Sejarah sebagai ilmu, tidak ada kurang dari 2500 tahun. Pendirinya dianggap sebagai sarjana Yunani dan penulis sejarah Herodotus. Pada zaman kuno ilmu ini dihargai dan menganggap hal itu sebagai "mentor hidup." Di Yunani kuno, dewi pelindung nya sendiri Clio, terlibat dalam pemuliaan manusia dan dewa-dewa.

Sejarah - ini bukan hanya pernyataan tentang apa yang terjadi ratusan dan ribuan tahun yang lalu. Ini bahkan tidak hanya studi tentang proses dan peristiwa yang terjadi di masa lalu. Bahkan, tujuannya lebih dan lebih dalam. Ini tidak memberikan orang sadar untuk melupakan masa lalu, tetapi pengetahuan ini berlaku pada saat ini dan masa depan. Ini adalah - gudang kebijaksanaan kuno dan pengetahuan sosiologi, urusan militer, dan banyak lagi. Lupakan masa lalu - itu berarti melupakan budaya mereka, warisan. kesalahan juga, yang pernah dirawat, tidak boleh dilupakan, tidak mengulangi mereka di masa sekarang dan masa depan.

Kata "sejarah" diterjemahkan sebagai "penyelidikan". Ini adalah definisi yang sangat tepat, dipinjam dari bahasa Yunani. Sejarah sebagai ilmu menyelidiki penyebab peristiwa yang terjadi, serta konsekuensinya. Tapi definisi ini masih tidak menunjukkan seluruh esensi. Arti kedua istilah ini mungkin dianggap sebagai "cerita tentang apa yang terjadi di masa lalu."

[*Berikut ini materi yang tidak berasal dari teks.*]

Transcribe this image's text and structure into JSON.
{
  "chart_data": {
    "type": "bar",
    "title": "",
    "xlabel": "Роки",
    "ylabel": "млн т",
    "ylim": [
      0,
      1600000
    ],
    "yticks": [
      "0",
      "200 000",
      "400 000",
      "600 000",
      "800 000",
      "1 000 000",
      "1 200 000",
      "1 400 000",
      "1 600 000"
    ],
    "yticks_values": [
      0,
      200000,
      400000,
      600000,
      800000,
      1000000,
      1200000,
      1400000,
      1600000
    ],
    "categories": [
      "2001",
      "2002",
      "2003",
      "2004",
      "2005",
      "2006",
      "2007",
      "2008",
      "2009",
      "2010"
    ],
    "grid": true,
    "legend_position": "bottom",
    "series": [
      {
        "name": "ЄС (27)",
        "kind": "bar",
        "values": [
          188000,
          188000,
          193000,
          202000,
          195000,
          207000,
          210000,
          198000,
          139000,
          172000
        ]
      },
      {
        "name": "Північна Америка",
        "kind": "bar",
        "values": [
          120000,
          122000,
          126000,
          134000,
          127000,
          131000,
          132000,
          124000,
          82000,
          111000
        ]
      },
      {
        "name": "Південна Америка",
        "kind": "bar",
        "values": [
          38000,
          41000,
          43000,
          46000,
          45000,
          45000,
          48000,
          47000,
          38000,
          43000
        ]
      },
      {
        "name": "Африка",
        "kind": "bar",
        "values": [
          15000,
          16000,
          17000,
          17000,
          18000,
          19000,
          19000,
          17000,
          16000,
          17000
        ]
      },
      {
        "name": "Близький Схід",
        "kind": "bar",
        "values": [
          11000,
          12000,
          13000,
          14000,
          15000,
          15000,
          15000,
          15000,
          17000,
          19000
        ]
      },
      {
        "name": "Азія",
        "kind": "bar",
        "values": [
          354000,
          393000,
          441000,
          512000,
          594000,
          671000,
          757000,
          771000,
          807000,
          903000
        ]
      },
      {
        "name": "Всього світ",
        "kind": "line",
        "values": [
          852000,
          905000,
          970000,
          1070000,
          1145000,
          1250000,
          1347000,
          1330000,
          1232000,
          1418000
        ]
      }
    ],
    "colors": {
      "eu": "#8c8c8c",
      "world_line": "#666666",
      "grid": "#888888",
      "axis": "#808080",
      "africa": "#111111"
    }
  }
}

Sejarah sebagai ilmu mengalami kenaikan baru dalam Renaissance. Secara khusus, filsuf Krug akhirnya ditentukan tempatnya dalam ajaran sistem. Beberapa saat kemudian, ia mengoreksi pemikir Perancis Naville. Dia ilmu dibagi menjadi tiga kelompok, salah satu yang disebut - "History"; itu harus mencakup botani, zoologi, astronomi, serta sejarah mereka sendiri sebagai ilmu masa lalu dan warisan kemanusiaan. Seiring waktu, klasifikasi ini telah mengalami beberapa perubahan.

Sejarah sebagai ilmu adalah beton, memerlukan bukti terkait dirinya dengan tanggal, kronologi kejadian. Namun, terkait erat dengan disiplin ilmu lainnya. Tentu, di antara yang terakhir itu psikologi. Dalam dua abad terakhir mengembangkan teori perkembangan negara dan bangsa, dengan mempertimbangkan "kesadaran sosial" dan fenomena lain yang sejenis. Dalam doktrin-doktrin seperti yang disumbangkan diinvestasikan dan Sigmund Freud yang terkenal. Sebagai hasil dari studi ini, istilah baru - psychohistory. Science, mengungkapkan konsep ini adalah untuk mempelajari motivasi tindakan individu di masa lalu.

Sejarah yang terkait dengan kebijakan. Itulah mengapa hal itu dapat ditafsirkan dalam bias, menghiasi dan zhivopisuya beberapa peristiwa dan hati-hati mengabaikan orang lain. Sayangnya, dalam hal ini, semua nilainya menghilang.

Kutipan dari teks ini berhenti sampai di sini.